The federal government has thrown its weight behind plans to field a novel weapon – the American appetite – in a bid to halt the spread of the voracious and invasive lionfish.
Like Tribbles proliferating in the holds of the Starship Enterprise, lionfish have spread throughout the Caribbean and along the Atlantic Coast in recent years, most recently invading critical reef habitat off the Florida Keys.
The non-native fish, with their "manes" of venom-tipped spines, have no natural predators in these waters. They eat indiscriminately — consuming some 56 species of fish and many invertebrate species — and reproduce rapidly.
This has prompted scientists to turn to an equally ravenous species to control the beautiful pest.
"The only way to really help the reefs is to actually get people interested in fishing for lionfish," says Renata Lana, a spokeswoman for the National Oceanic and Atmospheric Administration, which just launched an "Eat Lionfish" campaign. "In fact they are quite delicious fish."
Lionfish, also called turkey, scorpion or fire fish, are not considered food by residents of the Indian Ocean and the Western Pacific, their native habitat. They were kept as exotic pets in the United States for years, and researchers say it was probably someone in the aquarium trade who first freed lionfish into the Atlantic near Florida, where they were first spotted in the mid-1980s.
Since then, there has been a population explosion. A single female produces about 2 million eggs a year, and hatchlings become sexually mature in about one year, said James Morris, ecologist at NOAA’s Center for Coastal Fisheries and Habitat Research National Ocean Service in Beaufort, N.C.
"Lionfish have a life history that has allowed them to be a very aggressive invader," he said. "When they invade, they eat the abundant prey first, and then start dieting on other species."
Lionfish now thrive from North Carolina to the Bahamas, in shallow waters and coral reefs, as well as deep water environments. They can live warm or cold water, and have been seen as far north as Massachusetts. In some coral reefs they outnumber native commercial species.

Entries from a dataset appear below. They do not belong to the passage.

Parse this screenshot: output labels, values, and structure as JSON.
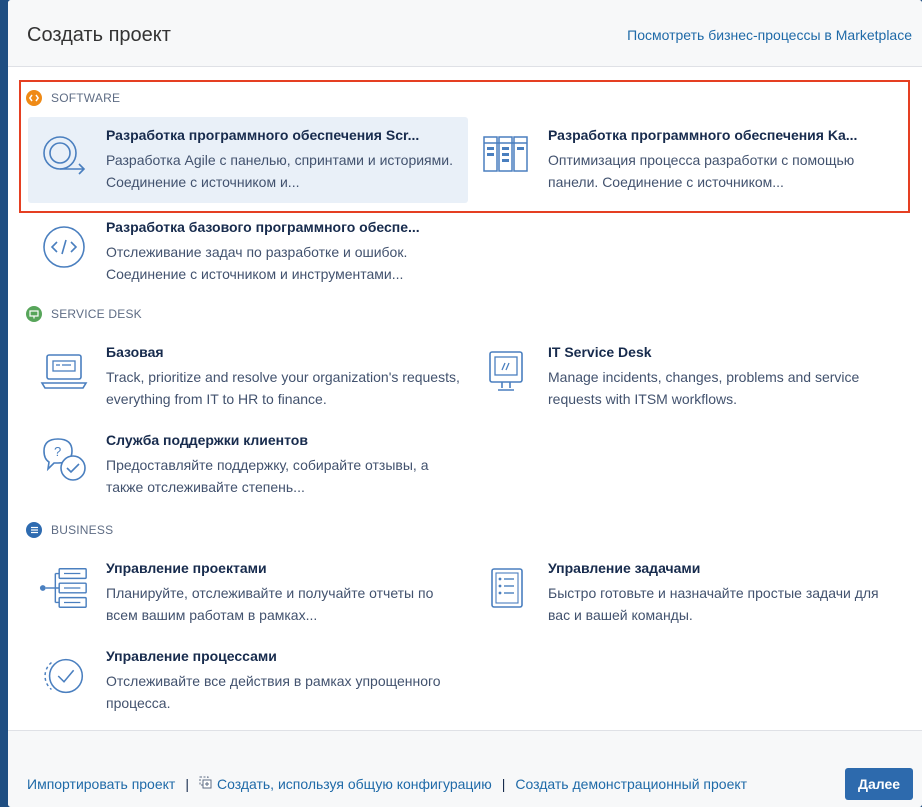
{
  "header": {
    "title": "Создать проект",
    "marketplace_link": "Посмотреть бизнес-процессы в Marketplace"
  },
  "sections": {
    "software": {
      "label": "SOFTWARE",
      "icon": "code-icon",
      "color": "#ef8a16",
      "items": [
        {
          "name": "Разработка программного обеспечения Scr...",
          "desc": "Разработка Agile с панелью, спринтами и историями. Соединение с источником и...",
          "icon": "scrum-cycle-icon",
          "selected": true
        },
        {
          "name": "Разработка программного обеспечения Ka...",
          "desc": "Оптимизация процесса разработки с помощью панели. Соединение с источником...",
          "icon": "kanban-board-icon"
        },
        {
          "name": "Разработка базового программного обеспе...",
          "desc": "Отслеживание задач по разработке и ошибок. Соединение с источником и инструментами...",
          "icon": "code-circle-icon"
        }
      ]
    },
    "service_desk": {
      "label": "SERVICE DESK",
      "icon": "monitor-icon",
      "color": "#57a55a",
      "items": [
        {
          "name": "Базовая",
          "desc": "Track, prioritize and resolve your organization's requests, everything from IT to HR to finance.",
          "icon": "laptop-icon"
        },
        {
          "name": "IT Service Desk",
          "desc": "Manage incidents, changes, problems and service requests with ITSM workflows.",
          "icon": "monitor-icon"
        },
        {
          "name": "Служба поддержки клиентов",
          "desc": "Предоставляйте поддержку, собирайте отзывы, а также отслеживайте степень...",
          "icon": "chat-bubbles-icon"
        }
      ]
    },
    "business": {
      "label": "BUSINESS",
      "icon": "list-icon",
      "color": "#2e6bb0",
      "items": [
        {
          "name": "Управление проектами",
          "desc": "Планируйте, отслеживайте и получайте отчеты по всем вашим работам в рамках...",
          "icon": "project-tree-icon"
        },
        {
          "name": "Управление задачами",
          "desc": "Быстро готовьте и назначайте простые задачи для вас и вашей команды.",
          "icon": "checklist-icon"
        },
        {
          "name": "Управление процессами",
          "desc": "Отслеживайте все действия в рамках упрощенного процесса.",
          "icon": "process-check-icon"
        }
      ]
    }
  },
  "footer": {
    "import_link": "Импортировать проект",
    "shared_config_link": "Создать, используя общую конфигурацию",
    "demo_link": "Создать демонстрационный проект",
    "next_button": "Далее",
    "separator": "|"
  },
  "colors": {
    "accent": "#2d6aad",
    "link": "#1f6aa8",
    "highlight_border": "#e53f22",
    "selected_bg": "#e9f0f8",
    "page_bg": "#1f4e82"
  }
}
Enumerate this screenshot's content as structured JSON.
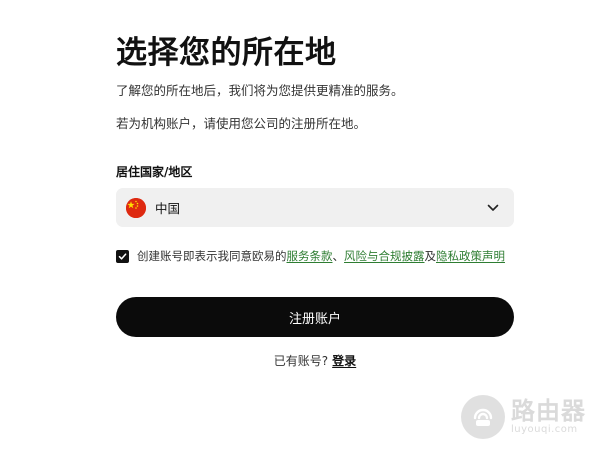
{
  "header": {
    "title": "选择您的所在地",
    "subtitle": "了解您的所在地后，我们将为您提供更精准的服务。",
    "subtitle_org": "若为机构账户，请使用您公司的注册所在地。"
  },
  "form": {
    "country_label": "居住国家/地区",
    "country_value": "中国",
    "country_flag_icon": "china-flag-icon",
    "consent": {
      "checked": true,
      "prefix": "创建账号即表示我同意欧易的",
      "terms_link": "服务条款",
      "separator": "、",
      "risk_link": "风险与合规披露",
      "conjunction": "及",
      "privacy_link": "隐私政策声明"
    },
    "submit_label": "注册账户"
  },
  "footer": {
    "have_account": "已有账号?",
    "login_label": "登录"
  },
  "watermark": {
    "main": "路由器",
    "sub": "luyouqi.com"
  },
  "colors": {
    "primary_button": "#0b0b0b",
    "link": "#2e7d32",
    "select_bg": "#f0f0f0",
    "flag_red": "#de2910",
    "flag_star": "#ffde00"
  }
}
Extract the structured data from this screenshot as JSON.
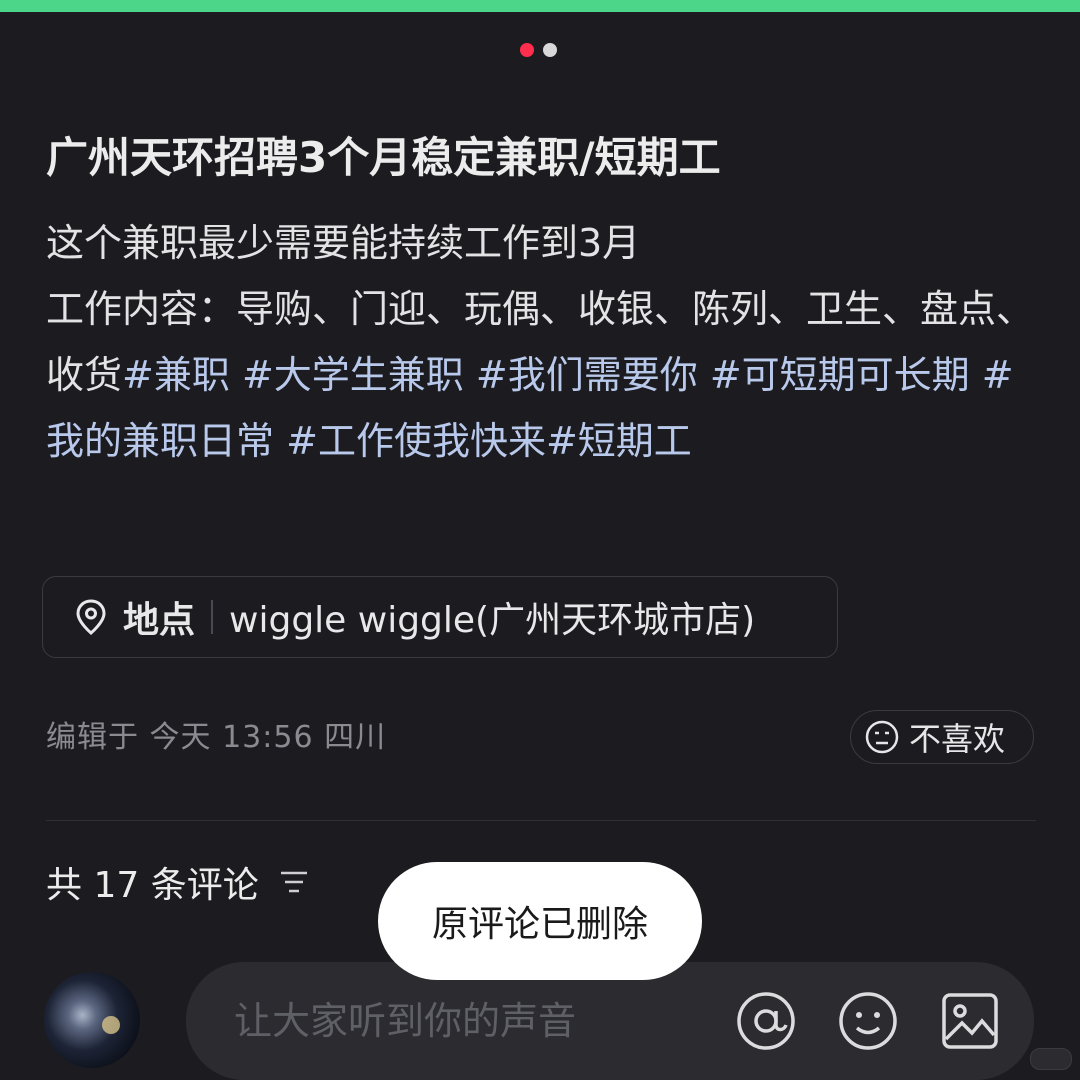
{
  "post": {
    "title": "广州天环招聘3个月稳定兼职/短期工",
    "body_line1": "这个兼职最少需要能持续工作到3月",
    "body_line2": "工作内容：导购、门迎、玩偶、收银、陈列、卫生、盘点、收货",
    "tags": [
      "#兼职",
      "#大学生兼职",
      "#我们需要你",
      "#可短期可长期",
      "#我的兼职日常",
      "#工作使我快来",
      "#短期工"
    ]
  },
  "location": {
    "label": "地点",
    "value": "wiggle wiggle(广州天环城市店)"
  },
  "meta": {
    "edited": "编辑于 今天 13:56 四川",
    "dislike_label": "不喜欢"
  },
  "comments": {
    "header": "共 17 条评论"
  },
  "toast": {
    "message": "原评论已删除"
  },
  "input": {
    "placeholder": "让大家听到你的声音"
  },
  "carousel": {
    "current": 1,
    "total": 2
  },
  "icons": {
    "location": "location-pin-icon",
    "dislike": "frown-face-icon",
    "filter": "filter-icon",
    "mention": "at-sign-icon",
    "emoji": "smile-face-icon",
    "image": "image-icon"
  },
  "colors": {
    "accent_top": "#4cd68a",
    "dot_active": "#ff2e4d",
    "tag": "#b9c9ec",
    "background": "#1c1c20"
  }
}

Conservationists say the lionfish threaten recovery of overfished species like grouper and snapper by eating them, consuming their prey and competing for space in the reefs. They also feed on species like parrotfish, which normally control the growth of algae on a reef.
Morris says it would be virtually impossible to eradicate lionfish in the Atlantic. But he says there is evidence that targeting lionfish in specific areas such as coral reefs can make a big difference.
This is where the "Eat Lionfish" campaign comes in, lending the considerable weight of NOAA, a government agency, to grassroots efforts in the same vein.
Tasty, but watch the spines
Promoters say lionfish are tasty, with light, white and flakey meat. But they admit to challenges to starting a trend toward lionfish as a dish — including persuading fishermen and diners that the spiky creature is safe to catch and eat.
"Many people are afraid to eat the fish because they are venomous, but it’s only in the spines, not in the meat," says Lad Akins, director of operations for REEF, a marine conservation nonprofit. "With just normal precautions, you can fillet it, and get a very nice piece of fish.”
Wayne Mershon, owner of fish supplier Kenyon Seafood in Murrells Inlet, S.C., says he has a customer for lionfish — a chef at a seaside hotel will take as much as he can provide. He serves it as a delicacy. But only a few fishermen will bring it in -- even when they catch it accidentally while fishing for grouper and snapper – because they don’t want to risk handling it.
“I think the main concern with most of the fishermen is that once you’ve caught it, getting it back in the water without getting stuck by it,” said Mershon.
The lionfish sting normally is not deadly to humans, but it is extremely painful and makes some people very sick.
In its battle to win over hearts and stomachs, REEF has been sponsoring “lionfish derbies.”
“You can engage and educated the public about the (lionfish) issue -- of course you’re removing all those lionfish -- but you also cook the fish up and give people the opportunity to taste lion fish and see how good they are,” said Akins.
In REEF’s first derby, held in May 2009 in the Bahamas, enthusiastic competitors brought in 1,408 lionfish. Starting next month, it has derbies scheduled for Key Largo, Marathon and Key West, Fla., where the lionfish population is exploding.
NOAA is working on a series of lionfish events at restaurants across the United States in the coming year, aimed at creating a chain of demand —from fisherman, to wholesaler, to the dinner table.
Meantime, REEF is producing a lionfish cookbook, with recipes from around the Caribbean, and distributing environmental information and instructions on how to avoid, and treat, wounds from the fish’s venomous spine.
Akins favorite lionfish dish? “Flavorwise and in terms of simplicity, it's lionfish seviche,” he said. “It’s really good with tortilla chips.”
That tastiness may turn out to be the lionfish’s Achilles’ heel.
“If it didn’t taste good we would be in a world of trouble,” he says.